Faraday Future lets go of CEO Carsten Breitfeld, replacing him with Xuefeng "XF" Chen, as it approaches the scheduled start of production.
The EV maker has recently received EPA certification for its FF 91, promising up to 381 miles on a full charge.
The FF 91 is set to offer up to 1050 hp, a number that would have been industry-leading several years ago, but now faces competition on multiple fronts.
Faraday Future, which has endured one of the longest concept to pre-production cycles among EV startups in recent memory, has suddenly parted ways with CEO Carsten Breitfeld "following a comprehensive evaluation of the company's performance since it went public in July 2021."
The start-up has appointed Xuefeng "XF" Chen, who until now has been the company's top boss in China, as its new Global CEO, as it still seeks to bring the long-delayed FF 91 Futurist to production.
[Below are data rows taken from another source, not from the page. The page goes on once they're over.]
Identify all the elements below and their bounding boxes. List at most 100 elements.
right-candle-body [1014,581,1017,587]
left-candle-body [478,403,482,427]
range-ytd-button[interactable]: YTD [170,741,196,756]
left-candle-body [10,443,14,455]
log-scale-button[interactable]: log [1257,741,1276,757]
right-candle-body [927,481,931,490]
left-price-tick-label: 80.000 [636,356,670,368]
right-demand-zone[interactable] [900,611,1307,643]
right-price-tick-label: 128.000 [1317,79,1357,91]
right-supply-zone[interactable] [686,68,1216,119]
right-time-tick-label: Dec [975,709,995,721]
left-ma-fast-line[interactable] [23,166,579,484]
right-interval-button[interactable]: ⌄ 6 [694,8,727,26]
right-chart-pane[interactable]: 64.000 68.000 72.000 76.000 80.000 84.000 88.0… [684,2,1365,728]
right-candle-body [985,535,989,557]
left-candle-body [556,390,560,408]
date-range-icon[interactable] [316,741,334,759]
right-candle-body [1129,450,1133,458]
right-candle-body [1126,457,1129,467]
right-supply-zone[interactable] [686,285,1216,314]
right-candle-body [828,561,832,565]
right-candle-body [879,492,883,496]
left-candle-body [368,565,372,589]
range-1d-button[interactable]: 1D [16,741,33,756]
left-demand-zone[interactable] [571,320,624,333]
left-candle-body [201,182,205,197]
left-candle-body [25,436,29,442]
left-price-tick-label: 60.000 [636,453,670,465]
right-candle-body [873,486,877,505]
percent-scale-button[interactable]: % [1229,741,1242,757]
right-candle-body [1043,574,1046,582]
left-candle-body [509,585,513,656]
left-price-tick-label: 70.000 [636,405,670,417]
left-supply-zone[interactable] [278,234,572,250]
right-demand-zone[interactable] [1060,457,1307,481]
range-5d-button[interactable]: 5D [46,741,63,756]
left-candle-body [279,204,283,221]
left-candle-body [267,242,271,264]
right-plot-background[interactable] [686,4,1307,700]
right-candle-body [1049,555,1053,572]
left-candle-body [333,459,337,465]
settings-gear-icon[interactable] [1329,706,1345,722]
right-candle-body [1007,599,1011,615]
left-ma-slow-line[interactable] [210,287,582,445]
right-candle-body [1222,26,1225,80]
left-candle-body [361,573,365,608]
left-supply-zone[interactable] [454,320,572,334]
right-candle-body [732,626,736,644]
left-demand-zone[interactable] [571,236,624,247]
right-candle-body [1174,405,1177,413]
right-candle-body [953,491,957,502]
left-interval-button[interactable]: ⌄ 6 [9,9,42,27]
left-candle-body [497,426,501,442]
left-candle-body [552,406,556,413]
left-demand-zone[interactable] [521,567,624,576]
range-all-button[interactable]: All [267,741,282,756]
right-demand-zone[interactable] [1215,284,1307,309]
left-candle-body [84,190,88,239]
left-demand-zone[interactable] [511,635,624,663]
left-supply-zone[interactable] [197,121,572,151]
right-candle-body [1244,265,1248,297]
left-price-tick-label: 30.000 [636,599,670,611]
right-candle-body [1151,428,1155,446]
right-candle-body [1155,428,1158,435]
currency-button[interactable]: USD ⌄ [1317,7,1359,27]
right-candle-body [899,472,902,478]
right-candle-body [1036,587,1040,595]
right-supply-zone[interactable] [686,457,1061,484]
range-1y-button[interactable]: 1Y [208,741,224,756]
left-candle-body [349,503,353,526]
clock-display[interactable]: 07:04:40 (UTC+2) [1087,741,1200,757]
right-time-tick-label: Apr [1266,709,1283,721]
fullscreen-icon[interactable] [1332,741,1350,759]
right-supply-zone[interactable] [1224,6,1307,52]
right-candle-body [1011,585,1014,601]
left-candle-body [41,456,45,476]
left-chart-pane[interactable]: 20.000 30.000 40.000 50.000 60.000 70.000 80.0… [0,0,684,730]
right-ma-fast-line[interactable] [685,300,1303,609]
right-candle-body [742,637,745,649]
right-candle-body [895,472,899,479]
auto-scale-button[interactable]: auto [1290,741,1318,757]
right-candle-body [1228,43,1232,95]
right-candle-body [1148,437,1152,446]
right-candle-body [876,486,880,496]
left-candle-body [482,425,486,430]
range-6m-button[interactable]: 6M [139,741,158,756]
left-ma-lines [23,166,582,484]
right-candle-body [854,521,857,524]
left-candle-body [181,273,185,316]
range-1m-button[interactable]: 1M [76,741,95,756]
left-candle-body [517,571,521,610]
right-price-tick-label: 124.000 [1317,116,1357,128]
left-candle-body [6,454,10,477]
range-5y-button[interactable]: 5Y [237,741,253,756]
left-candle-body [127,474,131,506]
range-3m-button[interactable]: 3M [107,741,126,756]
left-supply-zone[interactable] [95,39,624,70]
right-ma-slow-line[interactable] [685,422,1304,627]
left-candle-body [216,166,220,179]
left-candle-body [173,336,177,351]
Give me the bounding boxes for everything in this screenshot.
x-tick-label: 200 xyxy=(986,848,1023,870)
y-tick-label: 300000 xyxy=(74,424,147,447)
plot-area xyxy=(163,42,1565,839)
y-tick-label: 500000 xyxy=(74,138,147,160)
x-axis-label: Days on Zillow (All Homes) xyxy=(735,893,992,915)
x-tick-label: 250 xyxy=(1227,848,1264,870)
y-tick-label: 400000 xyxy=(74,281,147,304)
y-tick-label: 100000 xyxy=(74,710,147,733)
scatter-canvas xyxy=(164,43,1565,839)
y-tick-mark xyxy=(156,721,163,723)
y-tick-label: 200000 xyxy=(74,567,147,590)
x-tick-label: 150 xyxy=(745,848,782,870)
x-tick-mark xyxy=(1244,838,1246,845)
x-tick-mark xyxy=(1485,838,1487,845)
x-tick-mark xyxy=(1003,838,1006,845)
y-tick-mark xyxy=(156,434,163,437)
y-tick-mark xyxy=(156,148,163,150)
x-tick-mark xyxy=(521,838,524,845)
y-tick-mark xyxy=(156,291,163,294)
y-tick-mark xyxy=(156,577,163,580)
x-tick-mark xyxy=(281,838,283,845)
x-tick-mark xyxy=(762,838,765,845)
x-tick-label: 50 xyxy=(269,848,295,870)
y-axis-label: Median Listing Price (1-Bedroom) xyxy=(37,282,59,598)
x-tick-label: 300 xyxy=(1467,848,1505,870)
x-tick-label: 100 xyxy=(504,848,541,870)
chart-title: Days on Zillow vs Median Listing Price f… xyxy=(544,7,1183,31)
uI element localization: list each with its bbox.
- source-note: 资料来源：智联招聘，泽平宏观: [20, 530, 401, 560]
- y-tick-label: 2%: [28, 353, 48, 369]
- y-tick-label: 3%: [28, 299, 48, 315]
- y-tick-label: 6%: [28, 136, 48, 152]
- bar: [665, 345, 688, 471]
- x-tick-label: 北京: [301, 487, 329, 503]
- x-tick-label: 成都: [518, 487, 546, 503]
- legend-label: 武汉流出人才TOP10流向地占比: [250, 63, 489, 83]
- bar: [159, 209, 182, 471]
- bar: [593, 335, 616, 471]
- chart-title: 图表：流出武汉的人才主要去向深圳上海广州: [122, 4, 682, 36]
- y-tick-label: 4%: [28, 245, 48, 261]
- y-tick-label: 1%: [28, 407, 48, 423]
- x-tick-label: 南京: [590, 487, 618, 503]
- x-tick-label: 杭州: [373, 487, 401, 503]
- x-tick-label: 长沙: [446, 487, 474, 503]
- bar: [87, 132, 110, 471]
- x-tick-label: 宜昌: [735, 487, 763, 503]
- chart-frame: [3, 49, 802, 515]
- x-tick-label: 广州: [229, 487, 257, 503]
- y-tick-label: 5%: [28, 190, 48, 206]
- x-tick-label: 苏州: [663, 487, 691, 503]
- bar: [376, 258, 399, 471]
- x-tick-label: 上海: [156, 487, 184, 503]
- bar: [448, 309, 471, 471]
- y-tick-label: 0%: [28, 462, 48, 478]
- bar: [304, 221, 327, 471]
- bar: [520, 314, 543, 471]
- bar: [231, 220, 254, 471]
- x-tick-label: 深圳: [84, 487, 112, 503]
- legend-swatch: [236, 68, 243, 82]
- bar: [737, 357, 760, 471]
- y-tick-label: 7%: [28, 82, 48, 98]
"XF is a top talent in the global automotive industry and possesses both a global perspective and extensive hands-on experience across the global automotive industrial chain," said FFIE Chairman of the Board of Directors Adam He. "His years of experience at Ford and Jaguar Land Rover will pave a solid foundation for his leadership of Faraday Future’s global team."
Chen has almost 20 years of automotive experience, including stints at Chery Jaguar Land Rover, Changan Ford, Changan Mazda, and the Ford Asia Pacific Design Center. During his time at Jaguar Land Rover's joint venture in China, Chen oversaw program planning, implementation, and production, increasing Jaguar Land Rover sales in China at a crucial time for the company.
Bringing the FF1 Futurist to production stateside, however, has proven to be tougher to accomplish than for other EV startups, most of which had either folded or had achieved production.
Faraday Future has managed to hang on in that state of limbo longer than some industry analysts had predicted, without folding outright but also without advancing its uncompromising and ambitious concept.
All during this time, competition from startups like Lucid has crept very close to the promised specs of the FF 91, the difference being that Lucid Motors has now been producing cars for a year, albeit with a few hiccups.
The good news is that Faraday Future has now completed construction and the installation of equipment in vehicle assembly areas.
"With the completion of the manufacturing #6 milestone, we are just one step away from start of production. I look forward to working closely with Faraday Future's global employees, external partners, stockholders, and investors to honor the promise we've made to users—to deliver the FF 91 Futurist with high quality," said Chen.
The company also says it is making progress in the steps of validation and testing of the production version of the FF 91 Futurist, noting that its real-world range has exceeded its expectations.
Much still depends on Faraday's vision of the future and its price being right for the time. At the moment there is no shortage of high-priced EVs, with a wave of German electric models having arrived on the market this year.
The FF 91 Futurist still promises 1050 hp, 0-60 mph blasts in 2.27 seconds, and an EPA-certified range of 381 miles—all numbers that would have been records two years ago, before the arrival of the Lucid Air and its hotter variants. Tesla isn't out of contention either when it comes to pure performance, with platforms that are now a decade old.
Just what slice of the market Faraday will be able to take for itself remains to be seen, just as a horsepower and range war heats up among electric hypercars. And now it's not only startups like Lucid that Faraday has to worry about in the coming years, but established supercar makers as well fielding electric models.
Perhaps more importantly, the focus is now slowly shifting to affordable electric models, rather than money-no-object engineering showcases. The future is close enough now to be seen with binoculars, but the industry has not stood still for the past several years.